First, school districts that mandate masks are likely to invest in other measures to mitigate transmission and may differ by testing rates and practices. Second, the choices made by school districts reflect the attitudes and behavior of their community. Communities that are concerned about the spread of SARS-CoV-2 are also likely to implement other measures, even outside of schools, that may eventually result in lower spread in the community and including within schools. Finally, the timing of public health inter- ventions is likely to be correlated with that of private behavioral changes. Public health measures are typically introduced when case counts are high, which is precisely when community members are likely to react to media coverage and change their own behavior.

This all makes sense. The only part I don’t buy is when they argue that their results represent positive evidence against the effectiveness of mask mandates:

Our study also uses observational data and does not provide causal estimates either. However, there is an important difference: while the presence of correlation does not imply causality, the absence of correlation can suggest causality is unlikely, especially if the direction of bias can be reasonably anticipated. In the case of school mask mandates, the direction of bias can be anticipated quite well. . . .
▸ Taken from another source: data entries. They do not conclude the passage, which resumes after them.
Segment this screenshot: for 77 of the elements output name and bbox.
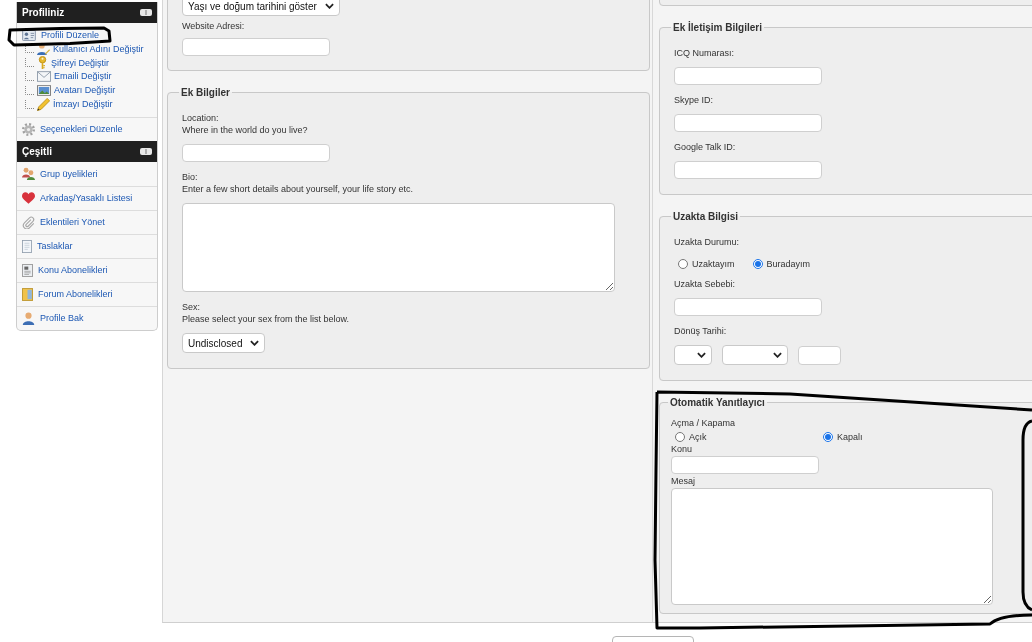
field-label: Sex:	[182, 301, 201, 313]
chevron-down-icon	[324, 3, 334, 9]
gear-icon	[22, 123, 35, 136]
dropdown[interactable]	[722, 345, 788, 365]
fieldset-legend: Ek İletişim Bilgileri	[671, 22, 764, 33]
radio-label[interactable]: Açık	[689, 432, 707, 442]
field-label: Bio:	[182, 171, 199, 183]
sidebar-link[interactable]: Avatarı Değiştir	[54, 85, 116, 96]
sidebar-link[interactable]: İmzayı Değiştir	[53, 99, 113, 110]
radio-button[interactable]	[752, 259, 763, 269]
toggle-icon[interactable]	[140, 9, 152, 16]
field-label: Google Talk ID:	[674, 141, 737, 153]
sidebar-link[interactable]: Emaili Değiştir	[54, 71, 112, 82]
field-label: Dönüş Tarihi:	[674, 325, 728, 337]
page-icon	[22, 240, 32, 253]
dropdown[interactable]	[674, 345, 712, 365]
sidebar-link[interactable]: Forum Abonelikleri	[38, 289, 113, 300]
sidebar-link[interactable]: Profile Bak	[40, 313, 84, 324]
radio-button[interactable]	[678, 259, 688, 269]
toggle-icon[interactable]	[140, 148, 152, 155]
fieldset-legend: Otomatik Yanıtlayıcı	[668, 397, 767, 408]
sidebar-link[interactable]: Taslaklar	[37, 241, 73, 252]
text-area[interactable]	[671, 488, 993, 605]
id-card-icon	[22, 29, 36, 41]
radio-button[interactable]	[823, 432, 833, 442]
field-hint: Please select your sex from the list below.	[182, 313, 351, 325]
envelope-icon	[37, 71, 51, 82]
radio-label[interactable]: Uzaktayım	[692, 259, 735, 269]
fieldset-legend: Uzakta Bilgisi	[671, 211, 741, 222]
sidebar-link[interactable]: Şifreyi Değiştir	[51, 57, 109, 68]
fieldset-legend: Ek Bilgiler	[179, 87, 232, 98]
document-icon	[22, 264, 33, 277]
book-icon	[22, 288, 33, 301]
text-input[interactable]	[674, 298, 822, 316]
user-icon	[22, 312, 35, 325]
chevron-down-icon	[250, 340, 260, 346]
field-label: Website Adresi:	[182, 20, 246, 32]
pencil-icon	[37, 97, 50, 111]
chevron-down-icon	[773, 352, 782, 358]
text-area[interactable]	[182, 203, 615, 292]
field-label: Mesaj	[671, 476, 696, 487]
heart-icon	[22, 192, 35, 205]
picture-icon	[37, 84, 51, 96]
dropdown[interactable]: Yaşı ve doğum tarihini göster	[182, 0, 340, 16]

Maybe, but I’m skeptical. So many things are going on here that I think it’s safer, and more realistic, to just say that any effects of mask mandates are not clear from these data. From a policy standpoint, this can be used to argue against mask mandates on the grounds that they are unpopular and impede learning. Unless we’re in a setting in which mask mandates are demanded by enough people, in which case they could be better than the alternative. For example, when teaching at Columbia, I didn’t find masks to be a huge problem, but remote classes were just horrible. So if a mask mandate is the only way to get people to agree to in-person learning, I’d prefer it to the alternative.

For the next pandemic, I guess much will depend on a better understanding of how the disease spreads. One thing it seems that we’ve learned from the covid epidemic is that epidemiological data will take us only so far, and there’s no substitute for experimental data and physical/biological understanding. Not that epi data are useless—for example, the above analysis shows that mask mandates have no massive effects, and counts of cases and deaths seem to show that the vaccines made a real-world difference—but we should not expect aggregate data to always be able to answer some of the urgent questions that can drive policy.